ALEXA anamorphic and A TOUCH OF SIN

Writer and director Jia Zhangke, the leading figure of the "Six Generation" movement of Chinese cinema, has recently completed work on his latest film, A TOUCH OF SIN, which has been selected to compete for the Palme d'Or at the 2013 Cannes Film Festival. His long-time collaborator, cinematographer Yu Lik-wai, shot the movie in the anamorphic format with ARRI ALEXA Studio and M cameras, recording ARRIRAW to Codex recorders. Recently, Jia and Yu spoke to ARRI and shared their experiences of shooting with ALEXA.

Now in the digital age we have 4:3 sensors and new anamorphic lenses that are competing with Super 35 again.

ARRI: How did the idea of making this movie come about?

Jia Zhangke: I've always wanted to make a martial arts film. In martial arts films you tend to see lots of famous mountains and rivers, and historical locations. These places have remained the same as they were thousands of years ago, so in this respect the films connect with ancient China. I was also reading many news stories involving violence and crime, and I got the sense that what people want above all is dignity, much like the characters in martial arts novels. I think people's clothing has changed, and the pressures they're under, but people themselves haven't really changed since ancient times. So I wondered, why not make a film about modern people in the way we make martial arts films? That was the idea for A TOUCH OF SIN, although I still intend to make the martial arts film at some point.

ARRI: Did you choose to shoot in anamorphic widescreen with ALEXA in order to tap into that feeling of a martial arts film?

Yu Lik-wai: When we confirmed that the theme was going to be martial arts, we were pretty sure it would be a widescreen film. We tried to make a genre piece, and from the point of view of cinema history, widescreen's depth of field and aspect ratio are such wonderful tools that help to make genre films. So we wanted to shoot with anamorphic lenses from the beginning, which also made the best use of the ALEXA's 4:3 sensor.

ARRI: You shot with the ARRI/ZEISS Master Anamorphic 50 mm prototype -- what did you think?

Yu: There was a time when Super 35 almost took over anamorphic widescreen, because spherical lenses are smaller, lighter, and overall cheaper.
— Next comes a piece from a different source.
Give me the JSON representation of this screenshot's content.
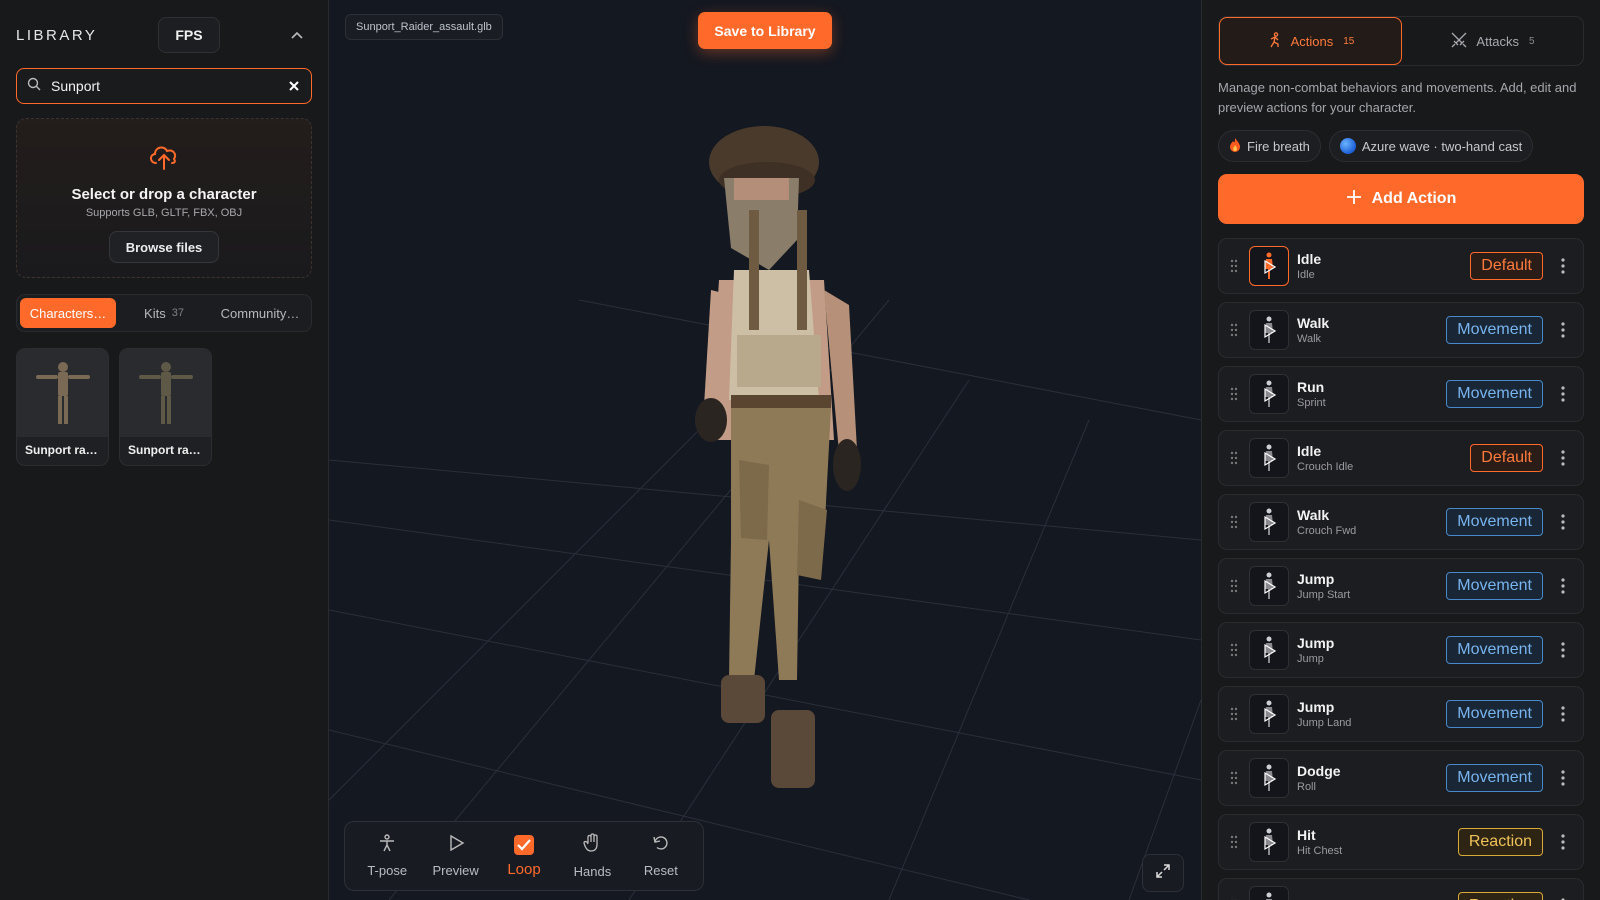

But now in the digital age we have 4:3 sensors and new anamorphic lenses that are competing with Super 35 again. We used the MA 50 under some extreme conditions. For instance, during a shot of (actress) Zhao Tao walking at night, the large aperture of T1.9 really helped a lot. And its size and weight are so different from conventional anamorphic lenses -- it feels like a real breakthrough.

Shots done with the ALEXA M on a Steadicam felt even more free and fluid than I had expected.

ARRI: What are your thoughts on ARRIRAW?

 

Yu: With ARRIRAW the color rendition is extremely good, as is the latitude. You can get a lot more detail in the highlights compared to other digital media. We had lots of day exteriors that contained mountains and rivers, so the lighting conditions could hardly be controlled. Thanks to the wide latitude, we could capture all the detail we needed.

 

Other manufactures might pursue higher frame rates, or more "K"s, but ARRI's goal seems to be a film look, including the latitude and color, while the rest of the manufactures might trade off these elements for others. After a few post processes, a 35 mm release copy may have a resolution less than 2K -- that's why 2K is the standard. According to our viewing experience, 2K is enough; it would be a waste to have more pixels. The advantages of the ALEXA cameras are their latitude and color rendition, especially the skin tones. It's just like film, I could not wish for any better.

ARRI: You chose the ALEXA Studio and M cameras for this film?

Yu: The director wanted the camerawork to flow, so we did a lot of Steadicam shots with the ALEXA M. The Studio with an anamorphic lens was too heavy for our Steadicam operator, so the M was ideal for this.

Jia: We needed to let the camera move with complete freedom for certain shots. For instance there was a shot where the actor walks into a tiny room, takes a gun from a closet and loads it -- all in one continuous action. This and other shots done with the ALEXA M on a Steadicam felt even more free and fluid than I had expected.

ARRI: What was your workflow setup?

Yu: On set we had a Rec 709 de-squeezed image output to monitor, to give the director a basic idea of what the image would look like. And we had double backups, one handed to editor, the other to the production company for archiving.

Jia: There was a dedicated data manager who took care of all the data. He would find a place to set up the equipment. If we were in the fields or mountains, he would just set them up in the truck. It was so simple.

Yu: We had so many scenes in the wilderness that the data manager and equipment could not stay at the hotel. We were able to watch the dailies every evening, reviewing what we shot in the daytime; all we had to do was put the LUT on the ARRIRAW files and it was ready for the director to edit. The Codex recorder is very convenient, as it doesn't require a huge workstation. Now, with the in-camera ARRIRAW recording of the new ALEXA XT models, it will be even easier.